LIVRO: “Diário Incontínuo”,
de Mário Cláudio
Edição | Maria do Rosário Pedreira
Ed. Publicações Dom Quixote, Julho de 2024
“Porto, Terça-feira, 13 de Abril de 2010
O José Carlos Vasconcelos pede-me alguns fragmentos deste diário para publicar no seu Jornal de Letras, e vejo-me em dificuldades porque ora os encontro demasiado íntimos, ora demasiado anódinos, ora demasiado perigosos.”
Íntimas, anódinas, perigosas! Não encontro melhor definição para o conjunto de entradas que dão forma, entre os dias 1 de Janeiro de 1958 e 10 de Setembro de 2019, àquilo que Mário Cláudio designa por “diário incontínuo”. Nele, o escritor revela-se por inteiro, num percurso de vida onde cabem amores e embirrações, conquistas e frustrações, decisões adiadas e murros na mesa, nada assim tão distante das riquezas e misérias que condimentam o quotidiano de cada um de nós. Apenas com uma diferença, bem avultada, por sinal: Os actores que com Mário Claúdio contracenam no palco da vida são figuras maiores das artes e das letras deste país – de Júlio Resende, Manuel Alegre, José Rodrigues e Eugénio de Andrade, a Vasco Graça Moura, Agustina Bessa-Luís, Manuel António Pina e Maria do Rosário Pedreira, entre tantos, tantos outros -, também eles com as suas grandezas e misérias. Gente que, as mais das vezes, oferece entendimento, mas se mostra escassa no tocante a Humanidade, o que leva o autor a confessar ser infinito “o espectro das pessoas que me interessam, como infinito é o daqueles que aborreço”.
Entre manhãs claríssimas e nítidas, tardes de chuva e noites a ouvir a mastigação dos bichos da madeira, vamos acompanhando Mário Cláudio no que um homem pode ter, em partes iguais, de selvagem, apaixonado e cívico. É divertida a forma como, a partir de dada altura, assume prosseguir ondulantemente com uma dieta no horizonte, enquanto peregrina pelo Solar do Moinho de Vento, o Tripeiro, a Nanda, o Dom Tonho, o Pap’Açorda ou a Cozinha da Maria Eugénia.
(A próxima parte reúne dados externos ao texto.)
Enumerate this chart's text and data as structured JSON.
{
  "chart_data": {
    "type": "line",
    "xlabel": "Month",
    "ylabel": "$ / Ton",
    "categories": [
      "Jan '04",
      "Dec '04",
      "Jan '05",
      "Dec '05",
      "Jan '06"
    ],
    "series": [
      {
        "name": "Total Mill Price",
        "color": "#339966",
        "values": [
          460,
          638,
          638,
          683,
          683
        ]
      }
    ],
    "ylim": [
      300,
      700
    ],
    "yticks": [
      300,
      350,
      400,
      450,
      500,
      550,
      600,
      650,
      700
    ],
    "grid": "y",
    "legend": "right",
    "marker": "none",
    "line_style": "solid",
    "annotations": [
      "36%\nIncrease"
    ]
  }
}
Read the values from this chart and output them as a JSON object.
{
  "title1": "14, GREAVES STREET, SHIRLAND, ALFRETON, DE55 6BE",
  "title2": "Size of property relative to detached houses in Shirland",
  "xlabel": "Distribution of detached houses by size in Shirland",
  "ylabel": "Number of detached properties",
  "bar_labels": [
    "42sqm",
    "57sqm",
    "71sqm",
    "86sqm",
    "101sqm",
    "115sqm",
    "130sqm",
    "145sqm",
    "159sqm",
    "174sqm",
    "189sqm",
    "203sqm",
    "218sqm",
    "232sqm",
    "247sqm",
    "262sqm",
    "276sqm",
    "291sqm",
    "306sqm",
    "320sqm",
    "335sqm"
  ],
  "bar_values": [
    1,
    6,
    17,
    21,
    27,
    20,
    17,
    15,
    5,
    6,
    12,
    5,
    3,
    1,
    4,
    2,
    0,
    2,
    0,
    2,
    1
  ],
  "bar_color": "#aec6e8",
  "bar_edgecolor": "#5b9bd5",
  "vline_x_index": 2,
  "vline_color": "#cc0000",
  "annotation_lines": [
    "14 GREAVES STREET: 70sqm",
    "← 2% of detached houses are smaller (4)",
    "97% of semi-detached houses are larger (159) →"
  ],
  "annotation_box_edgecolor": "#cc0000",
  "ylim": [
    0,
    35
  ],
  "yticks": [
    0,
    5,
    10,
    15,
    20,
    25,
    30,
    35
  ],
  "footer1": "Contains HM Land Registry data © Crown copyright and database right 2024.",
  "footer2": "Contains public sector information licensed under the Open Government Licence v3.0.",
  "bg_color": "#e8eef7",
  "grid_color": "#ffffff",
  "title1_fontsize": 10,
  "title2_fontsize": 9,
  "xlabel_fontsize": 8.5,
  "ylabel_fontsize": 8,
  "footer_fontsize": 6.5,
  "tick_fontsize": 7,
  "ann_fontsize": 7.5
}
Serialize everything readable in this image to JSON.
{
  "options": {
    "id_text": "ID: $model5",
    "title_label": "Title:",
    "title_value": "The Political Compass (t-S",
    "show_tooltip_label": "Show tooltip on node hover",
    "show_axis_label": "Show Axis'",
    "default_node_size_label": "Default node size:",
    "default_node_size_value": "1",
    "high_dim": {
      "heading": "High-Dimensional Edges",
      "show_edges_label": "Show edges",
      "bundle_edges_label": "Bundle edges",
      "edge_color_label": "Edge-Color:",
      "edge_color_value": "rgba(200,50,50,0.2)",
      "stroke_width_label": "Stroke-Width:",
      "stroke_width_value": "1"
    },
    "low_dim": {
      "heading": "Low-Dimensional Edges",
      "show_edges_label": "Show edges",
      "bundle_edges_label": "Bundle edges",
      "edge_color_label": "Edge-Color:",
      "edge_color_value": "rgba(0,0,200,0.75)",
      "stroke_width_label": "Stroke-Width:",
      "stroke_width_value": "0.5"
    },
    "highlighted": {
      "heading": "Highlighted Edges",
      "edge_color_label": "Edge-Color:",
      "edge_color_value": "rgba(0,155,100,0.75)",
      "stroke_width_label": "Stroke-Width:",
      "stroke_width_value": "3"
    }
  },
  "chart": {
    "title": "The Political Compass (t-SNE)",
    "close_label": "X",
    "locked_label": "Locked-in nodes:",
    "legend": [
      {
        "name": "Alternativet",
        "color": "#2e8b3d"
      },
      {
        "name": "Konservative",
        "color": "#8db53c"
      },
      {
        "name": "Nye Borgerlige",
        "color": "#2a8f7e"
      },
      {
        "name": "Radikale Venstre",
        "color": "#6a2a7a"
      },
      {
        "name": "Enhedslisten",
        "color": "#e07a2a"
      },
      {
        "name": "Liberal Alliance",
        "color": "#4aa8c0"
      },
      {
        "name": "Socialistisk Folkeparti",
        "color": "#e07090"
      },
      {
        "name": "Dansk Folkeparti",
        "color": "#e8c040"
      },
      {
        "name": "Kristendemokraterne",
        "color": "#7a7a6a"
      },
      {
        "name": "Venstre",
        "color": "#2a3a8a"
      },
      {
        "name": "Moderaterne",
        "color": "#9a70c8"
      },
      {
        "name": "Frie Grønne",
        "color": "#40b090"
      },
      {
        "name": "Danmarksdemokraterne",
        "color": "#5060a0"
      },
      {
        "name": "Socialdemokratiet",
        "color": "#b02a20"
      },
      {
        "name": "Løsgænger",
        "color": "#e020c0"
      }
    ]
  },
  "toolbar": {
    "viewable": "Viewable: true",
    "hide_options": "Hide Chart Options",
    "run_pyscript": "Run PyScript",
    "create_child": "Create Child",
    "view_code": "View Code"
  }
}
Entre os momentos dedicados à escrita de obras tão importantes como “Peregrinação de Barnabé das Índias”, “Ursamaior”, “Camilo Broca” ou “Retrato de Rapaz” e as viagens - o pesadelo de poeira e ferros torcidos de Manchester, as hordas de turistas de Veneza, Frankfurt e a incontornável Feira do Livro -, tempo para olhar o Douro em Entre-os-Rios, contemplar a Nazaré vista do Sítio, lamentar a “parda e seca” charneca alentejana ou dar um passeio junto à praia em Vila do Conde. Percebe-se, como o autor afirma, “uma impossibilidade de se circunscrever à obrigação”. Tudo é sugestão e atractivo, visões de que o próprio Mário Cláudio é o centro.
Para quem, como eu, aprecie biografias, um livro como “Diário Incontínuo” é uma fonte inesgotável de prazer e fascínio. A grande política faz-se ausente, mas avultam sentimentos fortes numa sonata de Kodaly, num prelúdio de Chopin ou na “Sinfonia do Mar” de Vaughan Williams. A explosão do génio de Turner torna ainda maior o vazio de duas exposições em Serralves. Uma comunidade de leitores pode ser o melhor antídoto à outorga de um prémio literário e uma tristeza revoltada faz-se presente face à inexistência de uma pluralidade de vozes críticas no seio dos escritores portugueses. Há muitos livros - sempre! - e muitos museus, a goiabada da tia Justina e as andorinhas que regressam aos ninhos à entrada da casa, um cilindro que rebenta “mas ninguém se afoga” e o protesto em fúria das hemorróides contra a mostarda japonesa, um ataque traiçoeiro do Jasão e o esquecimento de fechar a braguilha. Há tuias e juníperos, narcisos azuis, japoneiras, agapantos, a magnólia dos Congregados. E há, claro, Venade e a verdejante paisagem em redor, a Dona Maria Alice, o Joaquim, o Mike, o Rui e o Puck, a casa por arrumar e as obras por fazer, o vizinho Silvério com as suas dádivas habituais de feijão e ovos, a visita do compasso pascal, a adopção de dois gatinhos de mama, a casa sempre aberta para receber os amigos. Ide ler. Este diário é pão!